When the land was bought by Abad Naluri Sdn Bhd, an associate company of Equine Capital Bhd, in 2002 it cost only RM488 million.
"Once rezoned, the whole development project was RM25 billion," Lim noted. "At the stroke of a pen, at a mere gazette, what was worth RM488 million became RM25 billion."
He asked Koh to explain whether the zoning could now be re-altered to the original. "What are the consequences of rezoning it again back to the original designation?" he said.
"Show me you are on top of your job. You have been chief minister for 18 years. You tell me what are the consequences."
"You think you can 'main-main' ah? What are the consequences?"

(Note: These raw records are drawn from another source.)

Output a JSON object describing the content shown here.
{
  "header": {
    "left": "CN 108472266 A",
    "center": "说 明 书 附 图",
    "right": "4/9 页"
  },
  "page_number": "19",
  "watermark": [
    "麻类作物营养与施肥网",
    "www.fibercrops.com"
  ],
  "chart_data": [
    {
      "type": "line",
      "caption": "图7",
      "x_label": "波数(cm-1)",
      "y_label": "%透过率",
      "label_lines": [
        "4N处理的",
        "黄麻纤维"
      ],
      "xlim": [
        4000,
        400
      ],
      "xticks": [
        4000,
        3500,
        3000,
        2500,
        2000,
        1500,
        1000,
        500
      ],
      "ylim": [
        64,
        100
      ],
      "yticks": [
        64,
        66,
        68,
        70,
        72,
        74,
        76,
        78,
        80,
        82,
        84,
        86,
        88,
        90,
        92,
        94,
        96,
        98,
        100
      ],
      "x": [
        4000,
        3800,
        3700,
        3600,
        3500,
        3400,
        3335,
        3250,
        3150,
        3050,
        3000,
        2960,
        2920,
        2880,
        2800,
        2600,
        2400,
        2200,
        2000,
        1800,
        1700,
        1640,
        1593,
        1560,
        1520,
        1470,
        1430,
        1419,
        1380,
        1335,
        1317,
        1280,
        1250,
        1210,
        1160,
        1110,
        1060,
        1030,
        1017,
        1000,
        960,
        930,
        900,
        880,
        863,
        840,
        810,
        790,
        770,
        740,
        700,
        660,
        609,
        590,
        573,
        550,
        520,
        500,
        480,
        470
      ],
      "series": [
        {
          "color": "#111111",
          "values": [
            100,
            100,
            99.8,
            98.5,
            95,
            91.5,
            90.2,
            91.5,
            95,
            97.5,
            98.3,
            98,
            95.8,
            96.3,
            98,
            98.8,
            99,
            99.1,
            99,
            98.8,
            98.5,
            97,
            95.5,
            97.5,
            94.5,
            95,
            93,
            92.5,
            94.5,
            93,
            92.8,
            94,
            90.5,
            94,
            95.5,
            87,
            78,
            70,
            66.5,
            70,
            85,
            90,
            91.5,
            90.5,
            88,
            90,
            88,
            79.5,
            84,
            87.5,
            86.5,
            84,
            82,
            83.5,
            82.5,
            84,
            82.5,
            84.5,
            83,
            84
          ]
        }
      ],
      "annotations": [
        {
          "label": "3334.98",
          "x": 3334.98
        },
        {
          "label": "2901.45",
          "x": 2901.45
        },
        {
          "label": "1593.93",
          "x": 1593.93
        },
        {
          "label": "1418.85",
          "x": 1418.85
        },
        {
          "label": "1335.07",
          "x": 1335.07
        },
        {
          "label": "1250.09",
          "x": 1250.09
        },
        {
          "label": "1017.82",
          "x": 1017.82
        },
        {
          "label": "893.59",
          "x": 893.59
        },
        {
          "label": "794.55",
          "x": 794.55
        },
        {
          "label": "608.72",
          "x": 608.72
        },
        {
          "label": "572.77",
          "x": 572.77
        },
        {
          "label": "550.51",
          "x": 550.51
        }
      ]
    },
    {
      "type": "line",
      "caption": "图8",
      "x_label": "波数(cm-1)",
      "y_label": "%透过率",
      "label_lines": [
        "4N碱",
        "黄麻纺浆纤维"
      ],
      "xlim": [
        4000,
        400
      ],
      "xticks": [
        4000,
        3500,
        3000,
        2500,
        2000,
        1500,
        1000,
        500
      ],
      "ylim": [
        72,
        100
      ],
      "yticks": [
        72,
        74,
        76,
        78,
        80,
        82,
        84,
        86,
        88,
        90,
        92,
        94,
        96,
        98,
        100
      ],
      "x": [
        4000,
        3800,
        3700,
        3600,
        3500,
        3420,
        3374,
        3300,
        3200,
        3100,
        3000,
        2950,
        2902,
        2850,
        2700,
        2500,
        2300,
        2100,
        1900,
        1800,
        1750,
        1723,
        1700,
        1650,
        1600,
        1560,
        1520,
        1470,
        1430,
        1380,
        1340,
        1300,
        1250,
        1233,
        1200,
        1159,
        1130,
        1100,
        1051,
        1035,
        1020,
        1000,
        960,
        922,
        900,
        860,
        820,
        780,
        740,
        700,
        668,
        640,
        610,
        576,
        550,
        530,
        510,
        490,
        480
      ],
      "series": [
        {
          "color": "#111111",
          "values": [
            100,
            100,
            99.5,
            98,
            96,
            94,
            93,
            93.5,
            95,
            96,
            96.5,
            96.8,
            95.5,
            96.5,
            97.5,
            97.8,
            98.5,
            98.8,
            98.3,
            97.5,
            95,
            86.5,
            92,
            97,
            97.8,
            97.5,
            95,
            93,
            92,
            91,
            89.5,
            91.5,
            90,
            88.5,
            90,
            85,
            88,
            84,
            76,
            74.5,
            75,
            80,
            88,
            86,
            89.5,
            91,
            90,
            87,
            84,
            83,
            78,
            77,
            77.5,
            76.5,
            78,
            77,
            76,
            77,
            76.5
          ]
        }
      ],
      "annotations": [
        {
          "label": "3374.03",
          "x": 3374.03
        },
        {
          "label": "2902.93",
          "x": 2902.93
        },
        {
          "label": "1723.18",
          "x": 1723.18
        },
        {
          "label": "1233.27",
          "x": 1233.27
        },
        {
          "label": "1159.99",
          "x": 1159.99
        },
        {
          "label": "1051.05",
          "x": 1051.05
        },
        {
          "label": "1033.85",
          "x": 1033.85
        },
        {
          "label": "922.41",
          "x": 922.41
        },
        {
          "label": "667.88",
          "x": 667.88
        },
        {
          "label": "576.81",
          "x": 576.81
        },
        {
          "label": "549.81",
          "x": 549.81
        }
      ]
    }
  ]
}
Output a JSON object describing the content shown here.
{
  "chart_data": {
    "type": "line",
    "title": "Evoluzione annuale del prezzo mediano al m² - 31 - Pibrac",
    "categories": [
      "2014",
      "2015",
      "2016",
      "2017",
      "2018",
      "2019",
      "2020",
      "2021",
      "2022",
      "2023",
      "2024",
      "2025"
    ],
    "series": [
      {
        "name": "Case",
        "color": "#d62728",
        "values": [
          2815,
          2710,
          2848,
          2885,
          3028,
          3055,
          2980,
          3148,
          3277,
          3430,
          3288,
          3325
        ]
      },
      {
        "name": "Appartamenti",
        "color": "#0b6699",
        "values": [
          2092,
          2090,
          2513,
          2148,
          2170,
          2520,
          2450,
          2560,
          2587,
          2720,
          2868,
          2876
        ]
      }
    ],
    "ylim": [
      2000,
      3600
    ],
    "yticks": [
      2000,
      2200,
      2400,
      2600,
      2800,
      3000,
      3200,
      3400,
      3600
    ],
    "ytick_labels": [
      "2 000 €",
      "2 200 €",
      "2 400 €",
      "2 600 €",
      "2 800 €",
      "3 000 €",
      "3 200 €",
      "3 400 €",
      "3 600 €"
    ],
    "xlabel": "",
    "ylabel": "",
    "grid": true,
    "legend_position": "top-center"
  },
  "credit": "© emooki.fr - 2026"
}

The altered zoning has been a source of contention by local NGOs and civil society groups who want the area to remain a green lung, and be accessible to the public for recreation.
Lim told reporters that this was the most major of the land indiscretions that he had sought explanation on from former deputy chief minister Datuk Abdul Rashid Abdullah.
Abdul Rashid had been given until today to respond to the state.
"This is the biggest one. This is the cream of the cake," Lim said. "The issue at hand is zoning."
Lim said this after launching the Bukit Bendera DAP’s new service centre here.
In his speech, Lim explained the government’s focus on competency in administration to complement accountability and transparency.
"You may be a nice guy, but if you are not competent, please-lah, step out of the way," he said.
On Teng’s assertion that the draft of the structure plan had undergone public exhibitions and hearings in 2006 and 2007, Lim said that even the NGOs were not aware of this.
In a statement issued yesterday, Teng stressed that the Penang Island Municipal Council (MPPP) under the previous state administration had not approved an application for planning permission by the developer.
He added that the formulation of the structure plan had followed proper provisions and procedure under the Town and Country Planning Act.
"The previous state government has also not made any decision as yet on whether and how much premiums or charges were to be levied on the developer relating to the proposed PGCC project," Teng said.
"In this respect, the structure plan did not specify the type (residential or commercial or "mixed") and the scale (density, plot ratio, etc) of ‘new development’ zoned on that site."
"The MPPP can still decide whether to reject or approve any development proposal, including the type and the scale. It is also up to the State Planning Committee chaired by the Chief Minister to provide guidance."